Где-то году в 1958-м
От скуки административных дел меня спасало постоянное общение с Б. Р. Виппером. Борис Робертович был научным руководителем моей дипломной работы по нидерландскому искусству XV века, которую я защитил в 1956 году, а в музее он занимал должность заместителя директора по научной части, и мы сидели в одном кабинете.
С 1924 по 1941 год Виппер жил и работал в Риге, и, в отличие от большинства наших ученых искусствоведов, перед ним были открыты двери крупнейших музеев мира: он видел в подлинниках то, о чем писал. Конечно, как и все, он был вынужден в своих трудах прибегать к обязательным штампам, вроде «борьба реалистических и нереалистических тенденций» в искусстве того или другого времени, ссылаться на классиков марксизма-ленинизма, но за всей этой идеологической шелухой скрывались блестящие анализы и поток оригинальных идей. Его занятия исключительно зарубежным искусством, естественно, повлекли за собой обвинения в космополитизме: в 1948 (или в 1949) году он был изгнан из университета, где был заведующим кафедрой западного искусства. Но от более жестких репрессий его спасло положение его отца: академик Роберт Юльевич Виппер снискал особое расположение Сталина за свою книгу об Иване Грозном, в которой оправдывал жестокость царя его целью создания великого государства Российского (Сталину нравились такие аналогии). Борису Робертовичу часто приносили для определения картины, предлагаемые для закупки. В таких случаях он приглашал меня как бы для соучастия, а на самом деле преподавал мне урок атрибуции. Из этих уроков я усвоил раз и навсегда, что только видение вещи, только натренированный глаз искусствоведа придают ценность и смысл всему, о чем бы он ни писал, — будь то история, теория, социология искусства или художественная критика. Формальный, семиотический, структуралистский подходы к искусству, ставшие модными с шестидесятых годов, вызывали у меня недоверие.

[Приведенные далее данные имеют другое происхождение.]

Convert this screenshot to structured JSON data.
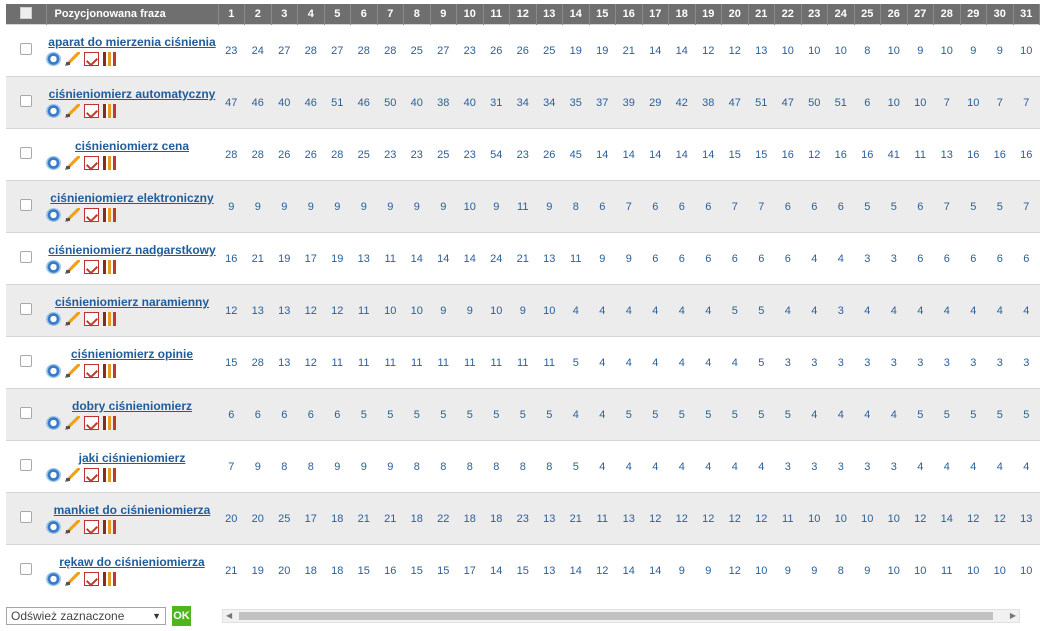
{
  "header": {
    "phrase_col": "Pozycjonowana fraza",
    "days": [
      "1",
      "2",
      "3",
      "4",
      "5",
      "6",
      "7",
      "8",
      "9",
      "10",
      "11",
      "12",
      "13",
      "14",
      "15",
      "16",
      "17",
      "18",
      "19",
      "20",
      "21",
      "22",
      "23",
      "24",
      "25",
      "26",
      "27",
      "28",
      "29",
      "30",
      "31"
    ]
  },
  "rows": [
    {
      "phrase": "aparat do mierzenia ciśnienia",
      "values": [
        23,
        24,
        27,
        28,
        27,
        28,
        28,
        25,
        27,
        23,
        26,
        26,
        25,
        19,
        19,
        21,
        14,
        14,
        12,
        12,
        13,
        10,
        10,
        10,
        8,
        10,
        9,
        10,
        9,
        9,
        10
      ]
    },
    {
      "phrase": "ciśnieniomierz automatyczny",
      "values": [
        47,
        46,
        40,
        46,
        51,
        46,
        50,
        40,
        38,
        40,
        31,
        34,
        34,
        35,
        37,
        39,
        29,
        42,
        38,
        47,
        51,
        47,
        50,
        51,
        6,
        10,
        10,
        7,
        10,
        7,
        7
      ]
    },
    {
      "phrase": "ciśnieniomierz cena",
      "values": [
        28,
        28,
        26,
        26,
        28,
        25,
        23,
        23,
        25,
        23,
        54,
        23,
        26,
        45,
        14,
        14,
        14,
        14,
        14,
        15,
        15,
        16,
        12,
        16,
        16,
        41,
        11,
        13,
        16,
        16,
        16
      ]
    },
    {
      "phrase": "ciśnieniomierz elektroniczny",
      "values": [
        9,
        9,
        9,
        9,
        9,
        9,
        9,
        9,
        9,
        10,
        9,
        11,
        9,
        8,
        6,
        7,
        6,
        6,
        6,
        7,
        7,
        6,
        6,
        6,
        5,
        5,
        6,
        7,
        5,
        5,
        7
      ]
    },
    {
      "phrase": "ciśnieniomierz nadgarstkowy",
      "values": [
        16,
        21,
        19,
        17,
        19,
        13,
        11,
        14,
        14,
        14,
        24,
        21,
        13,
        11,
        9,
        9,
        6,
        6,
        6,
        6,
        6,
        6,
        4,
        4,
        3,
        3,
        6,
        6,
        6,
        6,
        6
      ]
    },
    {
      "phrase": "ciśnieniomierz naramienny",
      "values": [
        12,
        13,
        13,
        12,
        12,
        11,
        10,
        10,
        9,
        9,
        10,
        9,
        10,
        4,
        4,
        4,
        4,
        4,
        4,
        5,
        5,
        4,
        4,
        3,
        4,
        4,
        4,
        4,
        4,
        4,
        4
      ]
    },
    {
      "phrase": "ciśnieniomierz opinie",
      "values": [
        15,
        28,
        13,
        12,
        11,
        11,
        11,
        11,
        11,
        11,
        11,
        11,
        11,
        5,
        4,
        4,
        4,
        4,
        4,
        4,
        5,
        3,
        3,
        3,
        3,
        3,
        3,
        3,
        3,
        3,
        3
      ]
    },
    {
      "phrase": "dobry ciśnieniomierz",
      "values": [
        6,
        6,
        6,
        6,
        6,
        5,
        5,
        5,
        5,
        5,
        5,
        5,
        5,
        4,
        4,
        5,
        5,
        5,
        5,
        5,
        5,
        5,
        4,
        4,
        4,
        4,
        5,
        5,
        5,
        5,
        5
      ]
    },
    {
      "phrase": "jaki ciśnieniomierz",
      "values": [
        7,
        9,
        8,
        8,
        9,
        9,
        9,
        8,
        8,
        8,
        8,
        8,
        8,
        5,
        4,
        4,
        4,
        4,
        4,
        4,
        4,
        3,
        3,
        3,
        3,
        3,
        4,
        4,
        4,
        4,
        4
      ]
    },
    {
      "phrase": "mankiet do ciśnieniomierza",
      "values": [
        20,
        20,
        25,
        17,
        18,
        21,
        21,
        18,
        22,
        18,
        18,
        23,
        13,
        21,
        11,
        13,
        12,
        12,
        12,
        12,
        12,
        11,
        10,
        10,
        10,
        10,
        12,
        14,
        12,
        12,
        13
      ]
    },
    {
      "phrase": "rękaw do ciśnieniomierza",
      "values": [
        21,
        19,
        20,
        18,
        18,
        15,
        16,
        15,
        15,
        17,
        14,
        15,
        13,
        14,
        12,
        14,
        14,
        9,
        9,
        12,
        10,
        9,
        9,
        8,
        9,
        10,
        10,
        11,
        10,
        10,
        10
      ]
    }
  ],
  "footer": {
    "select_value": "Odśwież zaznaczone",
    "ok_label": "OK"
  }
}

Но здесь пора прервать ход воспоминаний о музее, ибо моя дальнейшая судьба определялась в основном внемузейными событиями.
Глава 7
Синявские, Хлебный переулок, Север
Вернувшись в 1955 году в Москву после годичной поездки с передвижными выставками, я обнаружил, что у моей старой приятельницы Майи Розановой-Кругликовой начался бурный роман с Андреем Донатовичем Синявским. Вскоре они поженились и Майя переехала к Андрею.

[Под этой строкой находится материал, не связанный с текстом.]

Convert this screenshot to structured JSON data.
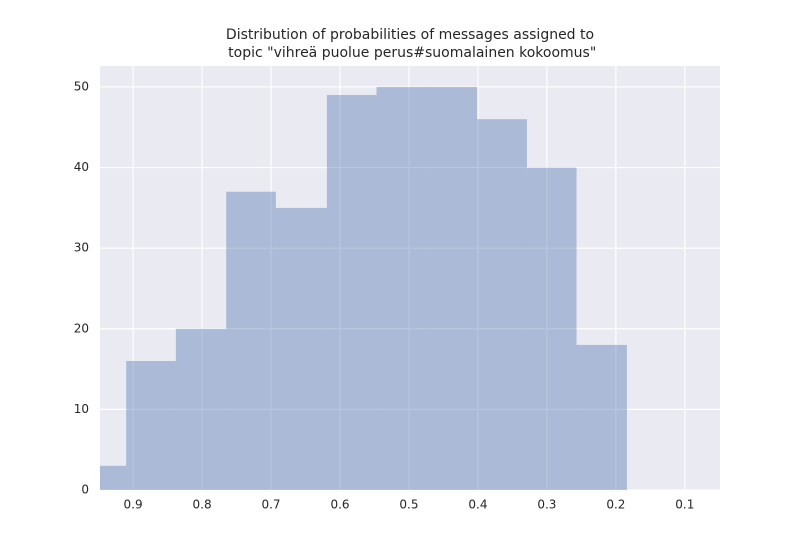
{
  "chart_data": {
    "type": "histogram",
    "title": [
      "Distribution of probabilities of messages assigned to",
      " topic \"vihreä puolue perus#suomalainen kokoomus\""
    ],
    "bins": [
      0.983,
      0.91,
      0.838,
      0.765,
      0.693,
      0.619,
      0.547,
      0.474,
      0.401,
      0.329,
      0.257,
      0.184
    ],
    "values": [
      3,
      16,
      20,
      37,
      35,
      49,
      50,
      50,
      46,
      40,
      18
    ],
    "color": "#4c72b0",
    "opacity": 0.4,
    "xlim": [
      0.948,
      0.049
    ],
    "xticks": [
      0.9,
      0.8,
      0.7,
      0.6,
      0.5,
      0.4,
      0.3,
      0.2,
      0.1
    ],
    "ylim": [
      0,
      52.6
    ],
    "yticks": [
      0,
      10,
      20,
      30,
      40,
      50
    ],
    "grid": true
  }
}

Они жили тогда у Синявского в доме № 9 в Хлебном переулке: комната в коммунальной квартире плюс подвальчик, который Андрей превратил в рабочий кабинет и куда скрывался от докучливых гостей. Сюда как-то привела меня Розанова, и я тут прижился.

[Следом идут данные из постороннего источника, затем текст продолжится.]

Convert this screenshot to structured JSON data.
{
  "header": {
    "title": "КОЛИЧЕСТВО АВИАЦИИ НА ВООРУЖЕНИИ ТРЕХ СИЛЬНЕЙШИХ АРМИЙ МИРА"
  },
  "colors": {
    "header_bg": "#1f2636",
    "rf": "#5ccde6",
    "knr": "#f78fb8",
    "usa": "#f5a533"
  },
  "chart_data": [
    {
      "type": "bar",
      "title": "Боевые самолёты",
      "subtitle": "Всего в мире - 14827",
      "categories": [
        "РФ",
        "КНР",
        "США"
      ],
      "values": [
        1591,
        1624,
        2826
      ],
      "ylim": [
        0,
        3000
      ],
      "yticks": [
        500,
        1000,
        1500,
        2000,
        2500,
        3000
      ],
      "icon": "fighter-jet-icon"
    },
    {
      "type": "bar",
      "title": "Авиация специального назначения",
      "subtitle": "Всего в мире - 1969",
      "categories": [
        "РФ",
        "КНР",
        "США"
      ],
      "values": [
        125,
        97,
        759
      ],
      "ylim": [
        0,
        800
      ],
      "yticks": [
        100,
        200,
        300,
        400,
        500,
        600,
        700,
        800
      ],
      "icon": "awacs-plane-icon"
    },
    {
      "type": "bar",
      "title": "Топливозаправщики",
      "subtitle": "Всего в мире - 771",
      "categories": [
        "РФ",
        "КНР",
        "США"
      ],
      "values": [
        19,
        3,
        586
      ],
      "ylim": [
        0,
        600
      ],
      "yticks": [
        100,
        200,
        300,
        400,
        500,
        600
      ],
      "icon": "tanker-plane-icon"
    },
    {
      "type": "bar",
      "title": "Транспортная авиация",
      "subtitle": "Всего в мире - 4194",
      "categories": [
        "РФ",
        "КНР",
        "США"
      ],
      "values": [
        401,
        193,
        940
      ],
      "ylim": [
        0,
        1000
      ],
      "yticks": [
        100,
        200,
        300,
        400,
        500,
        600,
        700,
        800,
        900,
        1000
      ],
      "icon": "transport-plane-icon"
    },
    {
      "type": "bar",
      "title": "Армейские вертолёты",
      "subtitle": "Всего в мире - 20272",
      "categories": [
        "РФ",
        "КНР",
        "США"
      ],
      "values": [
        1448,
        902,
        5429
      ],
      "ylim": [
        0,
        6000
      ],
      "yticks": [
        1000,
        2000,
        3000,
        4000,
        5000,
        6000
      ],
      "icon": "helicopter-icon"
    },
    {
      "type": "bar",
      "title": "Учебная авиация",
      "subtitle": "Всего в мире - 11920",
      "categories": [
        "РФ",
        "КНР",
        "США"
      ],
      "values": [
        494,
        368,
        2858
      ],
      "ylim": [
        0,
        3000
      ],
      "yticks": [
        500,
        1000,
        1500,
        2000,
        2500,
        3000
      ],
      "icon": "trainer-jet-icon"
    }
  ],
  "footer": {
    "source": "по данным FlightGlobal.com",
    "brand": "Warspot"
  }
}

Сначала мы с Синявским, если можно так выразиться, принюхивались друг к другу. Ведь жили мы среди людей, в массе своей чужих, часто опасных, и только внутренним чутьем, по каким-то трудноуловимым признакам распознавали родственные души. Бродский пишет в своих воспоминаниях, что в его компании выбирали друзей по признаку — Фолкнер или Хемингуэй? Наше поколение в таком отборе было вынуждено руководствоваться не только эстетическими, но и политическими признаками. В том и в другом у нас было много общего. Отец Синявского, бросив свое дворянство в огонь революции, вступил в партию кадетов, при советской власти сидел (как и мой отец), был сослан, и если бы нас спросили — Пикассо или Герасимов, Платонов или Бабаевский? — наши ответы бы совпали.